Les haricots et les tomates n’étaient pas disponibles non plus : ils ont également été importés d’Amérique. Beaucoup d’autres aliments étaient également inconnus des Européens avant Christophe Colomb : le chocolat, la cacahuète, le maïs, l’avocat, le poivron, le piment, l’ananas, la vanille… Tous ont été découverts dans les cultures des Amérindiens.

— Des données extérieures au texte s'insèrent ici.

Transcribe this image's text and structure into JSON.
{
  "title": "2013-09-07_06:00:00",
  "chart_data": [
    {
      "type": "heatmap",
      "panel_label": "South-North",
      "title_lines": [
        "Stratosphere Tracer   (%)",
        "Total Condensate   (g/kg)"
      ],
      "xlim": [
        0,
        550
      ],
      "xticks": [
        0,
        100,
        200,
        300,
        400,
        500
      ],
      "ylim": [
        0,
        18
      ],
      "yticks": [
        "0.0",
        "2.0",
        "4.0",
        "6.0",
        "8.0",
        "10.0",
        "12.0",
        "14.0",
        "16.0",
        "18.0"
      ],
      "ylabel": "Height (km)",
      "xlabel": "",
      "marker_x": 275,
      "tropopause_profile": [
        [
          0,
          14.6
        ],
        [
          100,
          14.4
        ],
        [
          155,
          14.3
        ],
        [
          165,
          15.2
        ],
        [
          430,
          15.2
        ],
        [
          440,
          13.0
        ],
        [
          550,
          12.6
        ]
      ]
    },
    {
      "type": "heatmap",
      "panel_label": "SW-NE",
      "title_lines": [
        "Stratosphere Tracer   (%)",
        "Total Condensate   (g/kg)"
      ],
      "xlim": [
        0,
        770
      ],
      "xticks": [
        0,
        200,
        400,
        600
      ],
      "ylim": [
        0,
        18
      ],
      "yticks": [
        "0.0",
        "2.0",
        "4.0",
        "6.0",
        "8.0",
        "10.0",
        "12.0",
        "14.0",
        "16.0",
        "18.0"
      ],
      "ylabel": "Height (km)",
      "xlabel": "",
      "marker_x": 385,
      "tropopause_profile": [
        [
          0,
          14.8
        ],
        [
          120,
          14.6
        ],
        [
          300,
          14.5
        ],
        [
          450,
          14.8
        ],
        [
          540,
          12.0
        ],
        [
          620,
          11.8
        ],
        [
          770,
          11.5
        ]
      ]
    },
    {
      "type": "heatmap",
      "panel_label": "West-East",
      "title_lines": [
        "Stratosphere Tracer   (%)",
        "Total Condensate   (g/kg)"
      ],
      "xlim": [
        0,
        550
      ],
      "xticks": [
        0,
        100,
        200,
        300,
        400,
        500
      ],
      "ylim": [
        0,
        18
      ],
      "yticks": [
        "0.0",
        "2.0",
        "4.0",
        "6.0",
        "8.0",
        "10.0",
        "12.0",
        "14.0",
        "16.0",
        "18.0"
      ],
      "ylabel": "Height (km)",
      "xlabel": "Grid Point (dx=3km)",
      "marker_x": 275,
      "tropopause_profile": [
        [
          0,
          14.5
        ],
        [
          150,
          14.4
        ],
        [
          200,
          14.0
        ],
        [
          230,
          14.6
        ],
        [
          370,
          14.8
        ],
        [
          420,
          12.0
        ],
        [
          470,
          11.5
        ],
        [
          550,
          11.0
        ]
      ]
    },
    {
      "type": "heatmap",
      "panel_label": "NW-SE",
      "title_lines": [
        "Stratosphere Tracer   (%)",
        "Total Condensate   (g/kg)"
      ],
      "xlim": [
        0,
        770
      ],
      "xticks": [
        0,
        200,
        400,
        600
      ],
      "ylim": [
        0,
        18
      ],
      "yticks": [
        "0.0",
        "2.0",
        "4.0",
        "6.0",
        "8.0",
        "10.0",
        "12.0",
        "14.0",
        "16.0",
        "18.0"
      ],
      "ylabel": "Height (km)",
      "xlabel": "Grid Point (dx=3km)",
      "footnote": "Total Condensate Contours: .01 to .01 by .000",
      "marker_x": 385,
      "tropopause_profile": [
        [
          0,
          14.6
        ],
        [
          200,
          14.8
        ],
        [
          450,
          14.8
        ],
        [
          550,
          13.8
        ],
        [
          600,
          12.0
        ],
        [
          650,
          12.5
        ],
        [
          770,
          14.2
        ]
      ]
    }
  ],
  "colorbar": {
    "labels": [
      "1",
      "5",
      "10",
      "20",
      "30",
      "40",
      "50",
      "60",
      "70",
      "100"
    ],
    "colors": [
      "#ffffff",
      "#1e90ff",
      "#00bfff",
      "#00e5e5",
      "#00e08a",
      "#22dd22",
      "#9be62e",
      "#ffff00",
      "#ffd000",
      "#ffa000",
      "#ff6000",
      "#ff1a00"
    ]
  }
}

C’est d’ailleurs pour cela que certains de ces noms sont étranges : le mot cacahuète vient d'une langue aztèque (encore parlée au Mexique par un million de personnes), le nahuatl, dans laquelle tlālcacahuatl signifie « cacao de terre ». D'autres mots viennent également du nahuatl : cacao, justement, mais aussi tomate et avocat...

 

La pénétration de ces produits en Europe a logiquement commencé par le Portugal et par l’Espagne – pour le piment par exemple – mais la diffusion est passée ensuite par l’Italie pour une raison politico-religieuse : le pape s’est chargé de distribuer aux familles royales catholiques européennes des grains de haricot. En tout cas, c’est Catherine de Médicis qui a rapporté d’Italie les précieux grains de haricot vert pour les mettre à la mode à la cour du roi de France.

 

Et la choucroute ? Et les pâtes ?

 

La choucroute ne vient pas d’Amérique du sud : elle vient… de Chine, comme les pâtes (la farine de riz ayant été remplacée par de la farine de blé). Mais quel est le lien entre la Chine et l’Alsace ou l’Italie ? Ce rapport entre la Chine et l’Italie s’appelait… Marco Polo, le navigateur vénitien (1254-1324). Quant à l’Alsace, on peut imaginer que l’idée de faire fermenter des lanières de choux est venue avec les commerçants vénitiens qui passaient par le nord-est de la France pour apporter et prendre des marchandises dans les ports flamands (Bruges par exemple).

 

C’est d’ailleurs aussi dans le nord-est de la France que s’est développée la préparation du pain d’épices (en Alsace, à Reims et à Dijon surtout) qui nécessitait de rares denrées orientales. Dans ce cas, l’origine était plutôt liée aux croisades : la recette, passée d’abord de la Chine au monde arabe est arrivée en Allemagne (au XIIIe siècle) à l’issue des croisades et elle s’est propagée grâce aux réseaux de monastères. Elle a été connue en Alsace au XVe siècle avant de se développer à Reims puis à Dijon.

 

 

D’où sont venus le café, les confitures et l’alcool ?

 

Le café est arrivé tardivement en Europe, lui aussi, toujours grâce aux Italiens qui commerçaient avec des Arabes, lesquels collectaient des grains de café vert venues d’Ethiopie sur le port de Mokha (Al Mukha) au Yémen. C’est d’ailleurs ce port qui a donné son nom à l’une des meilleures variétés d’arabica d’Ethiopie mais aussi à un type de cafetière italienne. En tout cas, ces grains de café (mot dérivé de l’arabe kawa), torréfiés ensuite, ont eu un certain succès en Italie, puis dans le reste du monde occidental, après avoir été consommés en Arabie, dans l’Empire ottoman (sous la forme qu’on appelle aujourd’hui « café turc ») et bien sûr en Éthiopie.

 

C’est aussi du monde arabe qu’est venue la recette des confitures – considérées d’abord comme un médicament – mais aussi la technique de distillation des alcools (mot d’origine arabe aussi) distillés avec un alambic (encore un mot d’origine arabe). Des boissons alcoolisées étaient consommées auparavant en Europe mais sans distillation donc moins fortes : seulement de la bière (déjà brassée par les Celtes, notamment les Gaulois, sous le nom de cervoise) et du vin (importé d’Italie en grande quantité par les Gaulois, d’après les quantités astronomiques de débris d’amphores retrouvés à Bibracte avec les marques des marchands de vin romains identifiées par les archéologues).

 

 

Pour conclure : la pomme de terre a-t-elle changé le monde ?

 

La pomme de terre a fait disparaître les famines terribles qui ont régulièrement décimé la population européenne. D’ailleurs, si la dernière grande famine occidentale a eu lieu en Irlande entre 1845 et 1852, c’est parce que le mildiou avait ravagé les plantations de pommes de terre.

 

Les conséquences de cette famine – mortalité et émigration massive vers les États-Unis, notamment des ancêtres de John Fitzgerald Kennedy et de Joe Biden,  – ont divisé la population irlandaise par deux et ont failli faire disparaître la langue irlandaise : parlée par 90 % de la population juste avant la famine et par seulement 20 % quinze ans plus tard puisqu’elle avait à cette occasion été remplacée par l’anglais.